Keywords: rice, seedling vigor, PGPB and root growth

INTRODUCTION

Rice (Oryza sativa L.) is the major food crop of nearly half of the world’s population. For over half a century, the world has relied on increasing crop yields to supply an ever increasing demand for food. World rice production increased significantly during last two decades. This dramatic increase in world grain production was the result of a 122% increase in crop yields. However, this trend of grain production cannot be maintained due to decreasing the cultivable land for rapid urbanization. Therefore, vertical expansion for food production is essential. In order to increase world food production in a sustainable manner, farmers have to use quality seeds. Good quality and viable seed is required for rapid and synchronous seedling which is prerequisite for successful crop establishment and uniform crop growth and development and finally the yield. Vigor test provides additional information on the rate and uniformity of seedling growth under wide range of environmental conditions (Powell and Matthews, 2005).
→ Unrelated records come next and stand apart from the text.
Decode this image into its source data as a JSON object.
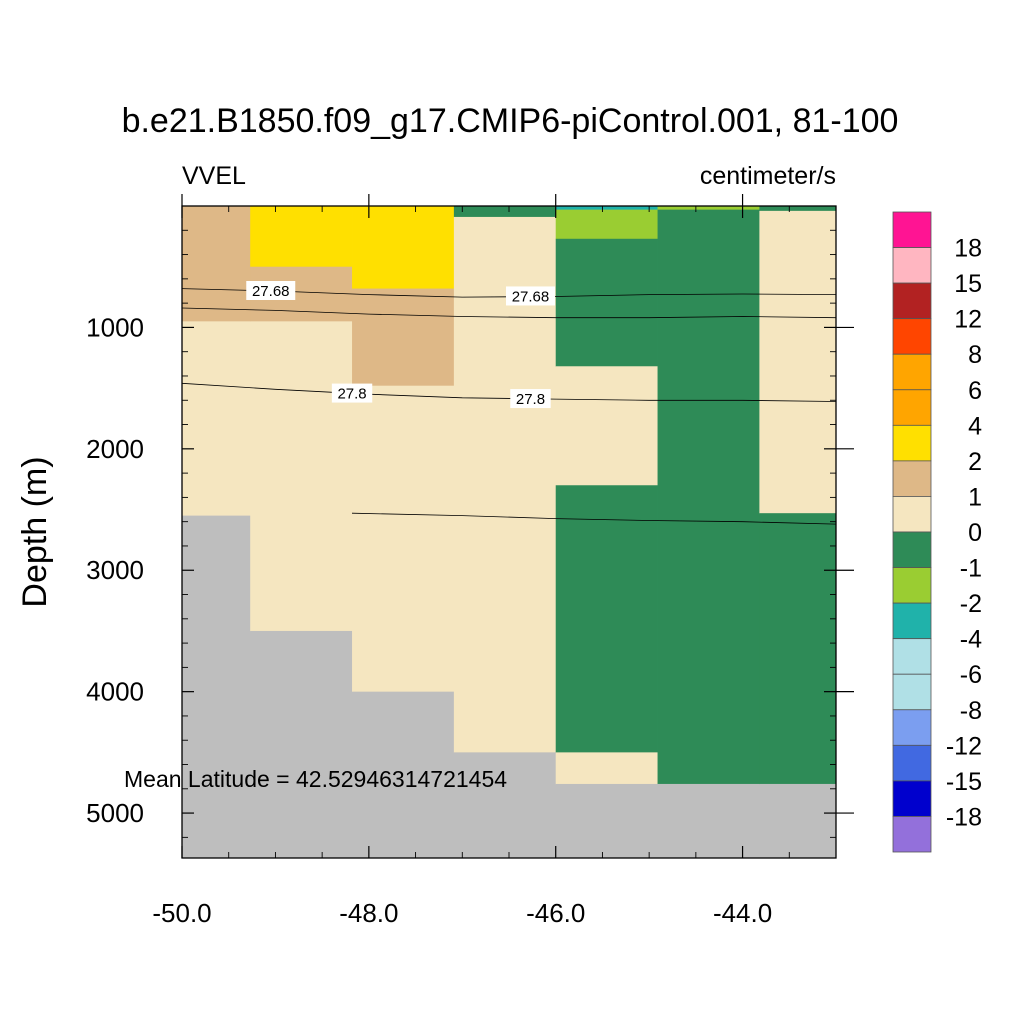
{
  "chart_data": {
    "type": "heatmap",
    "title": "b.e21.B1850.f09_g17.CMIP6-piControl.001, 81-100",
    "left_label": "VVEL",
    "right_label": "centimeter/s",
    "ylabel": "Depth (m)",
    "xlabel": "",
    "annotation": "Mean Latitude = 42.52946314721454",
    "xlim": [
      -50.0,
      -43.0
    ],
    "ylim": [
      5370,
      0
    ],
    "x_ticks": [
      -50.0,
      -48.0,
      -46.0,
      -44.0
    ],
    "x_tick_labels": [
      "-50.0",
      "-48.0",
      "-46.0",
      "-44.0"
    ],
    "y_ticks": [
      1000,
      2000,
      3000,
      4000,
      5000
    ],
    "y_tick_labels": [
      "1000",
      "2000",
      "3000",
      "4000",
      "5000"
    ],
    "land_color": "#bebebe",
    "column_edges": [
      -50.0,
      -49.27,
      -48.18,
      -47.09,
      -46.0,
      -44.91,
      -43.82,
      -43.0
    ],
    "cells": [
      {
        "x0": -50.0,
        "x1": -49.27,
        "y0": 0,
        "y1": 950,
        "color": "#deb887"
      },
      {
        "x0": -50.0,
        "x1": -49.27,
        "y0": 950,
        "y1": 2550,
        "color": "#f5e6c0"
      },
      {
        "x0": -50.0,
        "x1": -49.27,
        "y0": 2550,
        "y1": 5370,
        "color": "#bebebe"
      },
      {
        "x0": -49.27,
        "x1": -48.18,
        "y0": 0,
        "y1": 500,
        "color": "#ffe000"
      },
      {
        "x0": -49.27,
        "x1": -48.18,
        "y0": 500,
        "y1": 950,
        "color": "#deb887"
      },
      {
        "x0": -49.27,
        "x1": -48.18,
        "y0": 950,
        "y1": 3500,
        "color": "#f5e6c0"
      },
      {
        "x0": -49.27,
        "x1": -48.18,
        "y0": 3500,
        "y1": 5370,
        "color": "#bebebe"
      },
      {
        "x0": -48.18,
        "x1": -47.09,
        "y0": 0,
        "y1": 680,
        "color": "#ffe000"
      },
      {
        "x0": -48.18,
        "x1": -47.09,
        "y0": 680,
        "y1": 1480,
        "color": "#deb887"
      },
      {
        "x0": -48.18,
        "x1": -47.09,
        "y0": 1480,
        "y1": 4000,
        "color": "#f5e6c0"
      },
      {
        "x0": -48.18,
        "x1": -47.09,
        "y0": 4000,
        "y1": 5370,
        "color": "#bebebe"
      },
      {
        "x0": -47.09,
        "x1": -46.0,
        "y0": 0,
        "y1": 90,
        "color": "#2e8b57"
      },
      {
        "x0": -47.09,
        "x1": -46.0,
        "y0": 90,
        "y1": 4500,
        "color": "#f5e6c0"
      },
      {
        "x0": -47.09,
        "x1": -46.0,
        "y0": 4500,
        "y1": 5370,
        "color": "#bebebe"
      },
      {
        "x0": -46.0,
        "x1": -44.91,
        "y0": 0,
        "y1": 30,
        "color": "#20b2aa"
      },
      {
        "x0": -46.0,
        "x1": -44.91,
        "y0": 30,
        "y1": 270,
        "color": "#9acd32"
      },
      {
        "x0": -46.0,
        "x1": -44.91,
        "y0": 270,
        "y1": 1320,
        "color": "#2e8b57"
      },
      {
        "x0": -46.0,
        "x1": -44.91,
        "y0": 1320,
        "y1": 2300,
        "color": "#f5e6c0"
      },
      {
        "x0": -46.0,
        "x1": -44.91,
        "y0": 2300,
        "y1": 4500,
        "color": "#2e8b57"
      },
      {
        "x0": -46.0,
        "x1": -44.91,
        "y0": 4500,
        "y1": 4760,
        "color": "#f5e6c0"
      },
      {
        "x0": -46.0,
        "x1": -44.91,
        "y0": 4760,
        "y1": 5370,
        "color": "#bebebe"
      },
      {
        "x0": -44.91,
        "x1": -43.82,
        "y0": 0,
        "y1": 30,
        "color": "#9acd32"
      },
      {
        "x0": -44.91,
        "x1": -43.82,
        "y0": 30,
        "y1": 4760,
        "color": "#2e8b57"
      },
      {
        "x0": -44.91,
        "x1": -43.82,
        "y0": 4760,
        "y1": 5370,
        "color": "#bebebe"
      },
      {
        "x0": -43.82,
        "x1": -43.0,
        "y0": 0,
        "y1": 40,
        "color": "#2e8b57"
      },
      {
        "x0": -43.82,
        "x1": -43.0,
        "y0": 40,
        "y1": 2530,
        "color": "#f5e6c0"
      },
      {
        "x0": -43.82,
        "x1": -43.0,
        "y0": 2530,
        "y1": 4760,
        "color": "#2e8b57"
      },
      {
        "x0": -43.82,
        "x1": -43.0,
        "y0": 4760,
        "y1": 5370,
        "color": "#bebebe"
      }
    ],
    "contours": [
      {
        "points": [
          [
            -50.0,
            680
          ],
          [
            -49.0,
            700
          ],
          [
            -48.0,
            730
          ],
          [
            -47.0,
            750
          ],
          [
            -46.0,
            745
          ],
          [
            -45.0,
            730
          ],
          [
            -44.0,
            725
          ],
          [
            -43.0,
            730
          ]
        ]
      },
      {
        "points": [
          [
            -50.0,
            840
          ],
          [
            -49.0,
            860
          ],
          [
            -48.0,
            890
          ],
          [
            -47.0,
            910
          ],
          [
            -46.0,
            920
          ],
          [
            -45.0,
            920
          ],
          [
            -44.0,
            910
          ],
          [
            -43.0,
            920
          ]
        ]
      },
      {
        "points": [
          [
            -50.0,
            1460
          ],
          [
            -49.0,
            1510
          ],
          [
            -48.0,
            1550
          ],
          [
            -47.0,
            1580
          ],
          [
            -46.0,
            1590
          ],
          [
            -45.0,
            1600
          ],
          [
            -44.0,
            1600
          ],
          [
            -43.0,
            1610
          ]
        ]
      },
      {
        "points": [
          [
            -48.18,
            2530
          ],
          [
            -47.0,
            2550
          ],
          [
            -46.0,
            2575
          ],
          [
            -45.0,
            2590
          ],
          [
            -44.0,
            2600
          ],
          [
            -43.0,
            2620
          ]
        ]
      }
    ],
    "contour_labels": [
      {
        "text": "27.68",
        "x": -49.05,
        "y": 700
      },
      {
        "text": "27.68",
        "x": -46.27,
        "y": 745
      },
      {
        "text": "27.8",
        "x": -48.18,
        "y": 1545
      },
      {
        "text": "27.8",
        "x": -46.27,
        "y": 1590
      }
    ],
    "colorbar": {
      "colors": [
        "#ff1493",
        "#ffb6c1",
        "#b22222",
        "#ff4500",
        "#ffa500",
        "#ffa500",
        "#ffe000",
        "#deb887",
        "#f5e6c0",
        "#2e8b57",
        "#9acd32",
        "#20b2aa",
        "#b0e0e6",
        "#b0e0e6",
        "#7b9ef0",
        "#4169e1",
        "#0000cd",
        "#9370db"
      ],
      "labels": [
        "18",
        "15",
        "12",
        "8",
        "6",
        "4",
        "2",
        "1",
        "0",
        "-1",
        "-2",
        "-4",
        "-6",
        "-8",
        "-12",
        "-15",
        "-18"
      ]
    }
  }
}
Seedling vigor is critical when competition for light, air and water becomes strong. Seedlings with vigorous growth pattern can compete successfully under stress, influencing stand establishment and ultimately grain yield. Germination is a critical stage in the development and life cycle of many plants; it ensures the production and consequently controls the dynamics of the population. Seed germination can be divided into three phases: imbibition, increased metabolic activity and initiation of growth, which loosely parallel the triphasic water uptake of mature dry seeds (Finch-Savage and Leubner Metzger, 2006; Ghars et al., 2009).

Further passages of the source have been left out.